Şans eseri yörenin en güzel fırını olan "Neriman Tokdil" fırınında boyoz ve otlu börek yedik. Üstelik fırının sahibinin tatlı dili hoş sohbeti ve ekstra peynir, domates  ve haşlanmış yumurta ikramı bizi gönülden yakaladı. Bu fırın da Vedat Milor'dan tam puan almış. Eklemek istedim.

Sığacık çok güzel bir yer. Seferihisar da biliyorsunuz Citta Slow yani Yavaş Şehir.

Kale içini, restore edilmiş evleri ve Kavak Yelleri'ni çekildiği evi de bu sayede görmüş oldum.

Seferihisar'ın içi pek orjinal değil ama Sığacık ile ve belediye başkanının vizyonuyla ilçeye sınıf atlatılmış.

Kızlar hayatlarının ilk Aqua Park deneyimini yaşadılar. Gümüldür'deki bir aqua parka giden kızlar belki de tatillerinin en güzel gününü yaşadılar. Ben de onları beklerken Gümüldür'de mavi bayraklı bir plajda doyasıya yüzüp kitap okudum.

Zaten Gümüldür'de neredeyse tüm plajlar mavi bayraklı.

İzmir'e yani büyükşehire bu kadar yakınken hem de denizde sayfiyede olmak güzel bir duygu.

Ertesi gün dönüş için yola çıktık.

Sabah Seferihisar'da, öğlen  Foça' da yüzdük.

Oldum olası Foça'yı çok severim. Yine uğradığımızda aynı duyguları hissettim. Özellikle şehrin tarihi dokusu, sahili, taş evleri, kıyıdaki midye dolmacı hepsi aynen yıllar önce bıraktığım gibi. Bence Seferihisar'dan önce Foça Yavaş Şehir olmalıymış.

Dönüşte son olarak Ayvalık'a uğradık. Bir de yüzmek istedik tabii. Sarımsaklı her zamanki gibi deniz açısından güzel ama sahil açısından kalabalıktı. Ben bu tatilde şunu anladım. Ben kalabalık sevmiyorum. Sakin sessiz ve ıssız yerlerin adamıyım ben, kalabalık istemiyorum yanımda. Gürültü ve itiş kakış denizin güzelliğini de havanın hoşluğunu da manzaranın güzelliğini de rezil ediyor.

Ancak Ayvalık'ın içi de her zaman güzel. Her ne kadar artık büyük ve beton bir şehir olmaya başlamışsa da güzel.
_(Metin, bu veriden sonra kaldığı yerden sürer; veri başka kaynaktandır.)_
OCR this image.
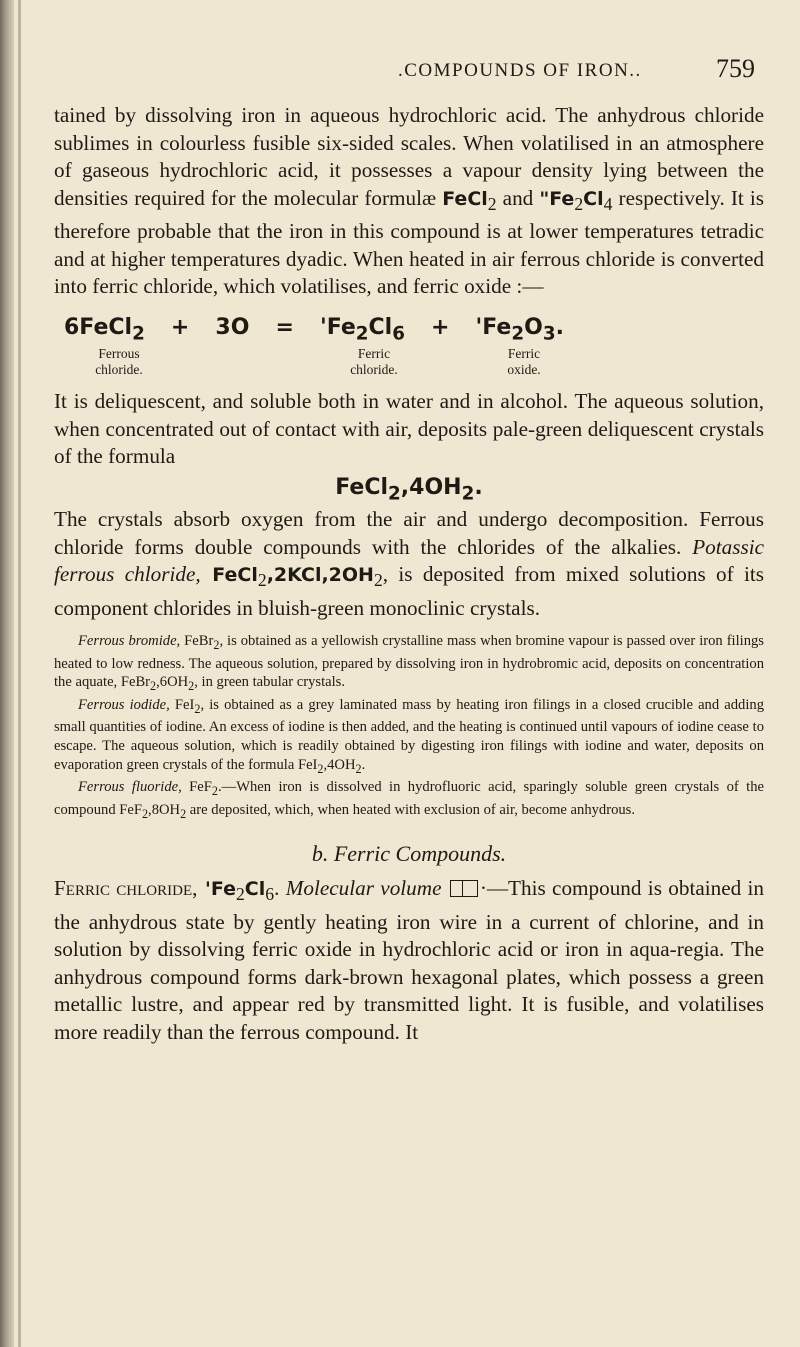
.COMPOUNDS OF IRON..	759

tained by dissolving iron in aqueous hydrochloric acid. The anhydrous chloride sublimes in colourless fusible six-sided scales. When volatilised in an atmosphere of gaseous hydrochloric acid, it possesses a vapour density lying between the densities required for the molecular formulæ FeCl$_2$ and "$Fe_2Cl_4$ respectively. It is therefore probable that the iron in this compound is at lower temperatures tetradic and at higher temperatures dyadic. When heated in air ferrous chloride is converted into ferric chloride, which volatilises, and ferric oxide :—

6FeCl$_2$ + $3O = 'Fe_2Cl_6$ + '$Fe_2O_3$.
Ferrous
chloride.
Ferric
chloride.
Ferric
oxide.

It is deliquescent, and soluble both in water and in alcohol. The aqueous solution, when concentrated out of contact with air, deposits pale-green deliquescent crystals of the formula

$FeCl_2,4OH_2$.

The crystals absorb oxygen from the air and undergo decomposition. Ferrous chloride forms double compounds with the chlorides of the alkalies. Potassic ferrous chloride, $FeCl_2,2KCl,2OH_2$, is deposited from mixed solutions of its component chlorides in bluish-green monoclinic crystals.

Ferrous bromide, FeBr$_2$, is obtained as a yellowish crystalline mass when bromine vapour is passed over iron filings heated to low redness. The aqueous solution, prepared by dissolving iron in hydrobromic acid, deposits on concentration the aquate, $FeBr_2,6OH_2$, in green tabular crystals.

Ferrous iodide, FeI$_2$, is obtained as a grey laminated mass by heating iron filings in a closed crucible and adding small quantities of iodine. An excess of iodine is then added, and the heating is continued until vapours of iodine cease to escape. The aqueous solution, which is readily obtained by digesting iron filings with iodine and water, deposits on evaporation green crystals of the formula $FeI_2,4OH_2$.

Ferrous fluoride, FeF$_2$.—When iron is dissolved in hydrofluoric acid, sparingly soluble green crystals of the compound $FeF_2,8OH_2$ are deposited, which, when heated with exclusion of air, become anhydrous.

b. Ferric Compounds.

Ferric chloride, '$Fe_2Cl_6$. Molecular volume ·—This compound is obtained in the anhydrous state by gently heating iron wire in a current of chlorine, and in solution by dissolving ferric oxide in hydrochloric acid or iron in aqua-regia. The anhydrous compound forms dark-brown hexagonal plates, which possess a green metallic lustre, and appear red by transmitted light. It is fusible, and volatilises more readily than the ferrous compound. It
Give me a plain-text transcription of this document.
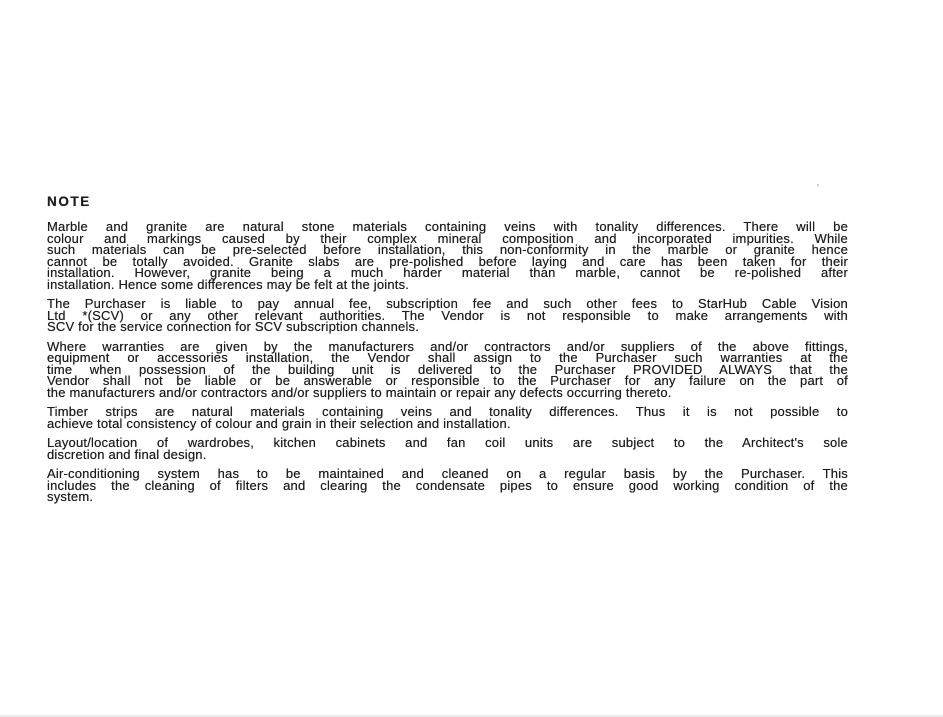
'
NOTE
Marble and granite are natural stone materials containing veins with tonality differences. There will be
colour and markings caused by their complex mineral composition and incorporated impurities. While
such materials can be pre-selected before installation, this non-conformity in the marble or granite hence
cannot be totally avoided. Granite slabs are pre-polished before laying and care has been taken for their
installation. However, granite being a much harder material than marble, cannot be re-polished after
installation. Hence some differences may be felt at the joints.
The Purchaser is liable to pay annual fee, subscription fee and such other fees to StarHub Cable Vision
Ltd *(SCV) or any other relevant authorities. The Vendor is not responsible to make arrangements with
SCV for the service connection for SCV subscription channels.
Where warranties are given by the manufacturers and/or contractors and/or suppliers of the above fittings,
equipment or accessories installation, the Vendor shall assign to the Purchaser such warranties at the
time when possession of the building unit is delivered to the Purchaser PROVIDED ALWAYS that the
Vendor shall not be liable or be answerable or responsible to the Purchaser for any failure on the part of
the manufacturers and/or contractors and/or suppliers to maintain or repair any defects occurring thereto.
Timber strips are natural materials containing veins and tonality differences. Thus it is not possible to
achieve total consistency of colour and grain in their selection and installation.
Layout/location of wardrobes, kitchen cabinets and fan coil units are subject to the Architect's sole
discretion and final design.
Air-conditioning system has to be maintained and cleaned on a regular basis by the Purchaser. This
includes the cleaning of filters and clearing the condensate pipes to ensure good working condition of the
system.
Yıllar yıllar önce seyrettiğim 1981 yapımı "Kırık Bir Aşk Hikayesi" adlı filmi de anmadan geçemedim yine. Şehre tayin olan edebiyat öğretmeni Hümeyra ile şehrin ilerigelenlerinden birinin evli oğlu olan Kadir İnanır'ın başrollerde oynadığı bu film Ayvalık'ın en güzel halini gözler önüne serer. Kamuran Usluer ise oyunculuğunun doruğundadır. Müzikleri de unutulmaz olan bu filme ulaşabilirseniz seyredin derim.

Bu arada ben görmeyeli Ayvalık'ta tostçular çarşısı açılmış. Tavsiye ederim, oraya gidip de Ayvalık tostu yemeden olmaz çünkü.




Sonuç olarak tatil güzeldi. Ve anladım ki tatil eğer gittiğiniz yer küçük İstanbul ise tatil olmuyor. Ramazan bitene kadar bize düşen tatil hayali kurmak. Ama kimbilir belki de bayramda ya da daha sonra bu yazılar sizin tatilinizin deniz feneri olur.

Keyifli tatiller herkese..

Hiç yorum yok:

Yorum Gönder

İlginizi Çekebilir;

Related Posts Plugin for WordPress, Blogger...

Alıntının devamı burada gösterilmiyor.